I don't eat a lot of avoids. When I eat them I like to make them count. I don't waste my time on a dinner roll or a piece of pizza, much less a piece of toast. If I'm going to eat an avoid, I want to savor every bite. It should be memorable.
The timing on this splurge was probably good. Christmas dinner this year is going to be pot luck. There are a lot of people coming, so I'm sure there will be all kinds of wheat. But none of it will be as good as those onion rings. I'm thinking that it will be easy to bypass avoids and eat a healthy Christmas dinner.
Wishing for you a joyful Christmas focused on the important things - love of family and worship of the Christ child.
Two friends in my neighborhood have a cookie exchange every year at Christmas. It started small, but it has grown each year. Every one brings three dozen cookies. For the first hour we eat hors d'oeuvres and visit. Then we move into the "cookie room". We select three dozen cookies to take home. What fun to walk around the table selecting cookies to enjoy during the holidays. Most ladies print out their recipes, so as you pick up cookies, you can pick up recipes as well.
The first year I made one of my favorite recipes. It's a wheat free recipe with oats, pecans, and coconut. You bake it in a cookie sheet and cut it into bars.
The second year I took the power bar recipe that DD and I developed. It is a no bake recipe made with only dried fruit and nuts.
Both years my cookies were passed over in favor of cookies with fancy decorations and lots of sugar.

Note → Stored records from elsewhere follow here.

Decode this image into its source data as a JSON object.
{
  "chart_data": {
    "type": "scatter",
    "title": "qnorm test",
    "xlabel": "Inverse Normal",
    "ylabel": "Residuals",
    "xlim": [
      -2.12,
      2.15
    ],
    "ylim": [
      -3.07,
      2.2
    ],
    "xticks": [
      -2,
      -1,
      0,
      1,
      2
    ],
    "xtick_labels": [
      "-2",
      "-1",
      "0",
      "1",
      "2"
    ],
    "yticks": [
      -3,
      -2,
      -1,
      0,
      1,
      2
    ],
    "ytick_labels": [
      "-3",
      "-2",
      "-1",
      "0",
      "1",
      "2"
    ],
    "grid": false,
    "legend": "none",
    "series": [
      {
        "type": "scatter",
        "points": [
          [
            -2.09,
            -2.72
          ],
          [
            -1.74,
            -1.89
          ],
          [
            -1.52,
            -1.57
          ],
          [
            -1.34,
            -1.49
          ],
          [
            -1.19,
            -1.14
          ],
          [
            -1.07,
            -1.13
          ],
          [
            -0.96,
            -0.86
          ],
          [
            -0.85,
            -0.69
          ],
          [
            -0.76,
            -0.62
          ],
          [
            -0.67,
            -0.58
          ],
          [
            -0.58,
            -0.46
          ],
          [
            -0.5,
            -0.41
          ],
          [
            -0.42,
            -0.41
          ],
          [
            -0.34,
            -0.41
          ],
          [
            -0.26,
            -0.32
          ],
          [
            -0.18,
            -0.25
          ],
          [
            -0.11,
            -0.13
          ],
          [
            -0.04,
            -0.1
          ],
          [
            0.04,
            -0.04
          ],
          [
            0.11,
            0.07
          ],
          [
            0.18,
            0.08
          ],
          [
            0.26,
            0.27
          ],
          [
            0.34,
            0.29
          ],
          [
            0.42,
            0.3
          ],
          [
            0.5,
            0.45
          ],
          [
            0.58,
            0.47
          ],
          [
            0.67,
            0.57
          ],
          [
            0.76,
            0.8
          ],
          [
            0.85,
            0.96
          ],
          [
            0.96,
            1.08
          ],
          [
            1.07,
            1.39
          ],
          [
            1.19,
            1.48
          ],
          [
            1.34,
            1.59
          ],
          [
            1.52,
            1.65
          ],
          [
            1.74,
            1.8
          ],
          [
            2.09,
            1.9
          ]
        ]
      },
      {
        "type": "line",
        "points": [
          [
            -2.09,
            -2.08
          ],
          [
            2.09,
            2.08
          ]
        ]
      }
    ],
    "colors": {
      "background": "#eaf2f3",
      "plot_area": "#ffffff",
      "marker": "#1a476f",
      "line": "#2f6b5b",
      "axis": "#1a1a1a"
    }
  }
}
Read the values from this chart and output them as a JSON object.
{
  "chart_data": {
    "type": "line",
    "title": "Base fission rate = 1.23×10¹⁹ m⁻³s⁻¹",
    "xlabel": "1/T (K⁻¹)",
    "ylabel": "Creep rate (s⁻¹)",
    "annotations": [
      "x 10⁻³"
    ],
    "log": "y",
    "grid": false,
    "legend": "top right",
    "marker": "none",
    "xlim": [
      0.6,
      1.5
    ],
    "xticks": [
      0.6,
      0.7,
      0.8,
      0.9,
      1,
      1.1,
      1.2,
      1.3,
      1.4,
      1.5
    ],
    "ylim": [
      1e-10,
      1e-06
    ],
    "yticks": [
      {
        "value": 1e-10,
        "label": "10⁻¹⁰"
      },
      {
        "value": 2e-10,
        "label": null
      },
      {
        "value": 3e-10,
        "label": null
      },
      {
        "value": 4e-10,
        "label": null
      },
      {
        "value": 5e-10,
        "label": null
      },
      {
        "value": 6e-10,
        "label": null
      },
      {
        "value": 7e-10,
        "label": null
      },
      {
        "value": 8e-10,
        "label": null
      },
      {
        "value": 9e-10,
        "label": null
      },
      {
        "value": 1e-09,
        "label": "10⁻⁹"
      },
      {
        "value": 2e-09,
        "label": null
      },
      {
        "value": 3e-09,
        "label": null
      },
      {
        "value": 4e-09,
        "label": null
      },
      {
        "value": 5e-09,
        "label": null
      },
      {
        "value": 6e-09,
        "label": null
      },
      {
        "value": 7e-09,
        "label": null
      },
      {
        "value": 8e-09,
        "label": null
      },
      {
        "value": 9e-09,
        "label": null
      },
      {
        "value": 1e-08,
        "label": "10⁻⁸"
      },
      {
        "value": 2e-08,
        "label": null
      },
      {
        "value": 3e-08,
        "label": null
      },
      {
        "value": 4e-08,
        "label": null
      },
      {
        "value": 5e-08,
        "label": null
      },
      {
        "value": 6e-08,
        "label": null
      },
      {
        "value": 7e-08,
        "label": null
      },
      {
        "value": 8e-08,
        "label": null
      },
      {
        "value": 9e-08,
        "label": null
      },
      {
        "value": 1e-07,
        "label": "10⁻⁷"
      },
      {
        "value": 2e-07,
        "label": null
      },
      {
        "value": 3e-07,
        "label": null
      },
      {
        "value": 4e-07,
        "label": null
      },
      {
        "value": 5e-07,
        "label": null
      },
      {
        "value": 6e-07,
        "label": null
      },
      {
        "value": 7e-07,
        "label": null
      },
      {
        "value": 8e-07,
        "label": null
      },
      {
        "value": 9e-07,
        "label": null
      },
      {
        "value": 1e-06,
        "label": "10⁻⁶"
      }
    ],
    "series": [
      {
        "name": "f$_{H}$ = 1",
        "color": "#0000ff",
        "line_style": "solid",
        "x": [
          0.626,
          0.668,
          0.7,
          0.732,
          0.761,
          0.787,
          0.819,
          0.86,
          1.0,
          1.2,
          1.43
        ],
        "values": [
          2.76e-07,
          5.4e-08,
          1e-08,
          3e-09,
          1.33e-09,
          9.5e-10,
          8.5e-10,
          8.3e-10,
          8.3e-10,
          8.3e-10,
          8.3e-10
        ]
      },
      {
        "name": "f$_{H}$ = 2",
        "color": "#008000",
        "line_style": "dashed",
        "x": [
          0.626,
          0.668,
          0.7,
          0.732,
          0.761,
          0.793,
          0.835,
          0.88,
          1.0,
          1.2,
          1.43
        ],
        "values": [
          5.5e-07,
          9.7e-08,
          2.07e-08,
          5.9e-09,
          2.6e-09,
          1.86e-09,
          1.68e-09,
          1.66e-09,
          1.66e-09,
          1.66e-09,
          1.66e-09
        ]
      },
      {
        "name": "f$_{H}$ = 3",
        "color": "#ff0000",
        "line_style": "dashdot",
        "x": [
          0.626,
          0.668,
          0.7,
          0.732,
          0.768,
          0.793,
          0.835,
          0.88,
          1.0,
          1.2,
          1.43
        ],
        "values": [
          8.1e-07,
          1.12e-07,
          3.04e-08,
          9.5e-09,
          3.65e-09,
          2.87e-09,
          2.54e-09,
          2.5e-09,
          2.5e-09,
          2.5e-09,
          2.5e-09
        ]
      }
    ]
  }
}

This Year the cookie exchange was in a week when I had lots of business appointments. There was little time for baking. The day before the cookie exchange I didn't even have a plan. I was at the store and saw a packaged peanut butter cookie mix. I bought it along with a bag of Hershey kisses. It took just a few minutes to throw the mix together. I baked them half way then stuck an (unwrapped) kiss in the middle of each cookie and finished baking.
At the cookie exchange a lot of the conversations revolved around health. Friends talked to me about diets that worked and diets that didn't work. I heard about surgeries, exercise, and undiagnosed physical problems. It seemed to me that most of the ladies were serious about making lifestyle changes to improve their health.
Then we went into the cookie room. I watched as those same ladies grabbed up the fancy, high sugar cookies. My plate quickly emptied. Not one peanut butter kiss cookie was left.
I got a few brownies for HH - a treat that I knew would put a smile on his face. But I was really looking for healthy cookies. They were easy to find, because they were left behind. Someone brought zucchini cookies. I took several of those. I found chocolate covered nuts - wheat free. I found no bake oatmeal cookies - also wheat free.
HH was happy because there was a plate of cookies on the kitchen table. I was happy because most of those cookies were relatively Type A friendly.
However, I couldn't avoid the observation that whatever people say, they will choose sugar over health, at least at Christmas time.